Do you need a similar assignment done for you from scratch? We have qualified writers to help you. We assure you an A+ quality paper that is free from plagiarism. Order now for an Amazing Discount!
Use Discount Code "Newclient" for a 15% Discount!

NB: We do not resell papers. Upon ordering, we do an original paper exclusively for you.
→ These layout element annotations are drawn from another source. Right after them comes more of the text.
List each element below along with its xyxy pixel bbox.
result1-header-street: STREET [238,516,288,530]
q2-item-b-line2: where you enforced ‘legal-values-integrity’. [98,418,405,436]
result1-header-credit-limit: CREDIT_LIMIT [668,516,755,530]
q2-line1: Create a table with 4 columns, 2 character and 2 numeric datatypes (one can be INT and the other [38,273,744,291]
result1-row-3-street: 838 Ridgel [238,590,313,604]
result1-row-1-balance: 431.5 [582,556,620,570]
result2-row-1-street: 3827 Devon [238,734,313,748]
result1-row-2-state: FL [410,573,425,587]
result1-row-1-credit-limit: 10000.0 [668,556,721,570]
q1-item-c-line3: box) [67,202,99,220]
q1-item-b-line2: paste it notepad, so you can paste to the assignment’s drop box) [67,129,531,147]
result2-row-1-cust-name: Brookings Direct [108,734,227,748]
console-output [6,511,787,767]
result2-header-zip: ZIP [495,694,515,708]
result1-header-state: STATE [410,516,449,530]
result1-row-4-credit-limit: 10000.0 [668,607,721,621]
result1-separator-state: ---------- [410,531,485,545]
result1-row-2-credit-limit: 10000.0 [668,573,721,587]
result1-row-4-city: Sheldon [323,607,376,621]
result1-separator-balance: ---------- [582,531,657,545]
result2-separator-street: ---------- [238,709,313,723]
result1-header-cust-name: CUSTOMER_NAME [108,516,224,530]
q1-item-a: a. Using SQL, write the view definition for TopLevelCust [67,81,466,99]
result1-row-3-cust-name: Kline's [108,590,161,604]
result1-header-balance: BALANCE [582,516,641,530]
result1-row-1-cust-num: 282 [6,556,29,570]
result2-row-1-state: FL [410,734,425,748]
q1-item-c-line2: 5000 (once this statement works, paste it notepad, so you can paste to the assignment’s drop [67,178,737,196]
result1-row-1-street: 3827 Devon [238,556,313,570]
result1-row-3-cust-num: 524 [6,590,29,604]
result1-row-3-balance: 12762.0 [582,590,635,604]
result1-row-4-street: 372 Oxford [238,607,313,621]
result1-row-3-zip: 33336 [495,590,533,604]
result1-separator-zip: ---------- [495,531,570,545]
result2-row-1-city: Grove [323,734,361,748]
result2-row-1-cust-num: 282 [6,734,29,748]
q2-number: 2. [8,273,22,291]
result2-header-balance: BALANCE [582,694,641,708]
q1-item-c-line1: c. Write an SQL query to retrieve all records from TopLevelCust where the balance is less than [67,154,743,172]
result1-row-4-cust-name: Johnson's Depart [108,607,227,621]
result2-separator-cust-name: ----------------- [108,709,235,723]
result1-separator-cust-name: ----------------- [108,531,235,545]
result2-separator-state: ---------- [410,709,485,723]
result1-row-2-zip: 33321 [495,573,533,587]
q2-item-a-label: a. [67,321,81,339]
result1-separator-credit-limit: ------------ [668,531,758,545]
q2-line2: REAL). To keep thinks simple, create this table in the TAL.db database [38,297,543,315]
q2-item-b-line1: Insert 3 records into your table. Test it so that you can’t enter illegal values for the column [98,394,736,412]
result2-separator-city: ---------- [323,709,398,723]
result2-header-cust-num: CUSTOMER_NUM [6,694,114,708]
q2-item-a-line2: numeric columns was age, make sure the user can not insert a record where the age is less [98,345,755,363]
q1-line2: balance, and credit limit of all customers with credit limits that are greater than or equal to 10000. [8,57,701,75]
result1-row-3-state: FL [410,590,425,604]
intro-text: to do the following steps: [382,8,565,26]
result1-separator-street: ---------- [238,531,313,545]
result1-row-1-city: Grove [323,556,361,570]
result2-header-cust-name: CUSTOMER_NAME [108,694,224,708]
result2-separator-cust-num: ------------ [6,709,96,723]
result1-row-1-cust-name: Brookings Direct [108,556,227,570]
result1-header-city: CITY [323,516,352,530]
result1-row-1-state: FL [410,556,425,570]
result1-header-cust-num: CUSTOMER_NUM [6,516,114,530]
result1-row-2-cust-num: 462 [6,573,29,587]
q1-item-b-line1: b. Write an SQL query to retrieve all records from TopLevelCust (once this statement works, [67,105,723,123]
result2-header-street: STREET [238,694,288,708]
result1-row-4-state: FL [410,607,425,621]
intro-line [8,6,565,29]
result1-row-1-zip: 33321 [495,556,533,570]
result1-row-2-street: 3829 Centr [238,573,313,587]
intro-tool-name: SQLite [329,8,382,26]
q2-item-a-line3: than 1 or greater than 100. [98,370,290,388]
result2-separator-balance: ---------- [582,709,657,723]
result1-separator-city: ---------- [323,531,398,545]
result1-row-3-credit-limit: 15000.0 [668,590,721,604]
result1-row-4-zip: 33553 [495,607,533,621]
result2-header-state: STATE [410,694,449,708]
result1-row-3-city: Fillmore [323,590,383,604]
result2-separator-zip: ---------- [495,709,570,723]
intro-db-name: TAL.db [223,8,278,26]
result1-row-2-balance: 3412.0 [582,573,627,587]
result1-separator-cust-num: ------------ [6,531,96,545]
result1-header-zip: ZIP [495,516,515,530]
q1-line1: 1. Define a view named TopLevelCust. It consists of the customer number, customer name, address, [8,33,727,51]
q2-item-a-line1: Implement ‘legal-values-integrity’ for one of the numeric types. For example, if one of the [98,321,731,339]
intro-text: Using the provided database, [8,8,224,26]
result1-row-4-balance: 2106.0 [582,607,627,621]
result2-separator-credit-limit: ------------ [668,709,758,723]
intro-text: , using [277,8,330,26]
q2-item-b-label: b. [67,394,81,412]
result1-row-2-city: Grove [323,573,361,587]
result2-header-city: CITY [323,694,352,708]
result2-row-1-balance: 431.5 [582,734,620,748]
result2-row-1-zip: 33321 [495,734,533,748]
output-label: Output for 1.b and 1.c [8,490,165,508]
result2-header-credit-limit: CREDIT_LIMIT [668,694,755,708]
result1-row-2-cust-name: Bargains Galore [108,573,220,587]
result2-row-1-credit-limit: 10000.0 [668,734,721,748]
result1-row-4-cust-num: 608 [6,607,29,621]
Explain what is meant by key terms such as ‘LYG’, ‘QALY’ and ‘ICER’Use these terms and the information they represent in a decision-making scenario

Explain what is meant by key terms such as ‘LYG’, ‘QALY’ and ‘ICER’Use these terms and the information they represent in a decision-making scenarioCompare and contrast the demands of effectiveness from different perspectivesScenarioYou are a member of an area prescribing committee (APC) which is reviewing the treatment options for a cancer which is universally rapidly fatal (usually within months) if not treated. For the purposes of this cases study, please assume the following:There is good evidence supporting the effectiveness of three medicines (A, B and C) in improving health outcomes.The treatments are mutually exclusive: there is no evidence that patients are better off switching from one to another.Effectiveness does not depend on patient or disease characteristics.All costs fall within the first year of treatment.Costsvary only according to the drug selected, since staff time, etc. are fixed and are the same requirements for each treatment.The annual budget available for commissioning treatment is US$150,000.The incidence of this cancer in the area covered by your APC is 500 new cases each year.The health economic data are summarized below:Treatment Life Year Gained Health Utility Index (in each year) Cost (per patient)A (Current Practice) 0.3 0.8 $300B 0.4 0.7 $1,500C 0.5 0.5 $500Question 1: Given the available budget of $150,000 per year, how many people could be treated with each option? Please show your calculation and explain briefly.Question 2: Measuring the cost-effectiveness by the incremental cost-effectiveness ratio (ICER), which treatment is the most cost-effective for a hospital use? Please show your calculation and explain briefly.Question 3: From a patient perspective, which treatment is the most effective? Please show your calculation and explain briefly.Question 4: From a society perspective, which treatment generates the greatest health gains given the funds available? Please show your calculation and explain briefly.Question 5: Which treatment would you recommend to the area prescribing committee (APC): A, B or C?

 
Do you need a similar assignment done for you from scratch? We have qualified writers to help you. We assure you an A+ quality paper that is free from plagiarism. Order now for an Amazing Discount!
Use Discount Code "Newclient" for a 15% Discount!

NB: We do not resell papers. Upon ordering, we do an original paper exclusively for you.